Sie betreten Ihr Badezimmer. Ist es sauber und ordentlich oder vollgestellt mit überquellenden Produkten, Handtüchern, Tuben und Accessoires? Was Sie sehen, könnte durchaus Ihren Stresspegel widerspiegeln – ein wichtigerer psychologischer Indikator, als Sie vielleicht denken.
Was Ihr Zuhause über Ihre psychische Gesundheit aussagt
Wissenschaftliche Studien belegen, dass Unordnung nicht nur optisch unangenehm ist, sondern auch biologische Auswirkungen auf Körper und Geist hat. Ein Artikel im „Personality and Social Psychology Bulletin“ von Forschern des UCLA-Zentrums für Familienalltag zeigt, dass die Beschreibung des eigenen Zuhauses – insbesondere die Wahrnehmung als „unordentlich“ oder „erholsam“ – mit unterschiedlichen Cortisolwerten, dem Stresshormon, zusammenhängt.
Bei Frauen, die in als stressig empfundenen Wohnungen lebten, war der Cortisolspiegel über den Tag hinweg abgeflacht und weniger günstig, während bei denjenigen, die ihre Wohnung als erholsam beschrieben, ein deutlicherer Rückgang dieses Hormons zu verzeichnen war: ein Zeichen für eine bessere Stressregulation.

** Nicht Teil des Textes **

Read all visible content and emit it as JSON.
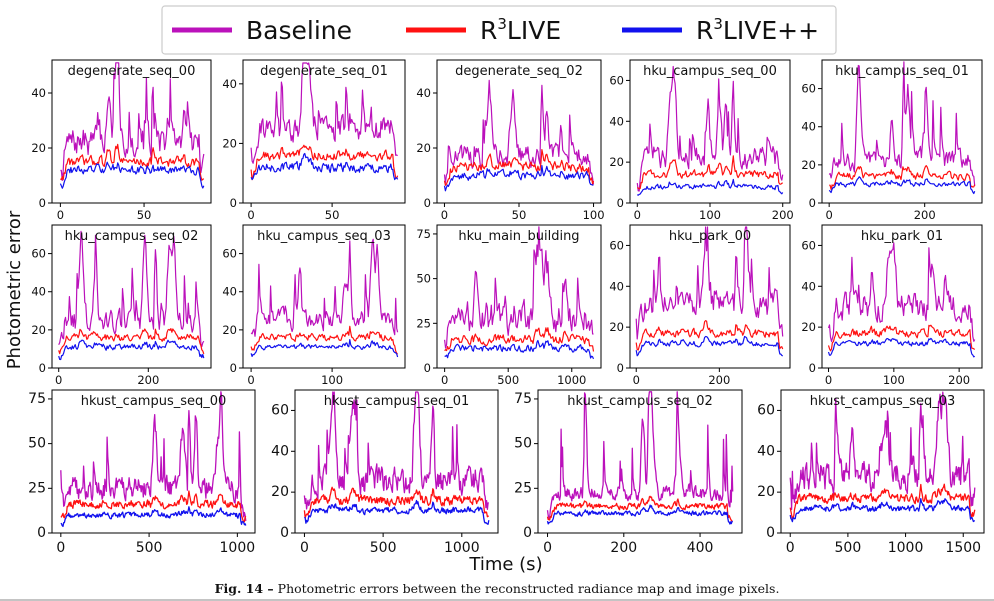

Unordnung und das Gehirn: mehr als nur ein Eindruck
Dieses Phänomen ist nicht nur eine Frage der Ästhetik. Das Gehirn verarbeitet ständig visuelle Informationen aus seiner Umgebung. Wenn Ihr Badezimmer (oder ein anderer Raum) unordentlich ist, wird Ihre Aufmerksamkeit ständig – auch unbewusst – von sichtbaren Gegenständen in verschiedene Richtungen gelenkt. Dies führt zu einer kognitiven Überlastung, die die Konzentration beeinträchtigt, die Entscheidungsfindung verlangsamt und zu mentaler Erschöpfung führen kann.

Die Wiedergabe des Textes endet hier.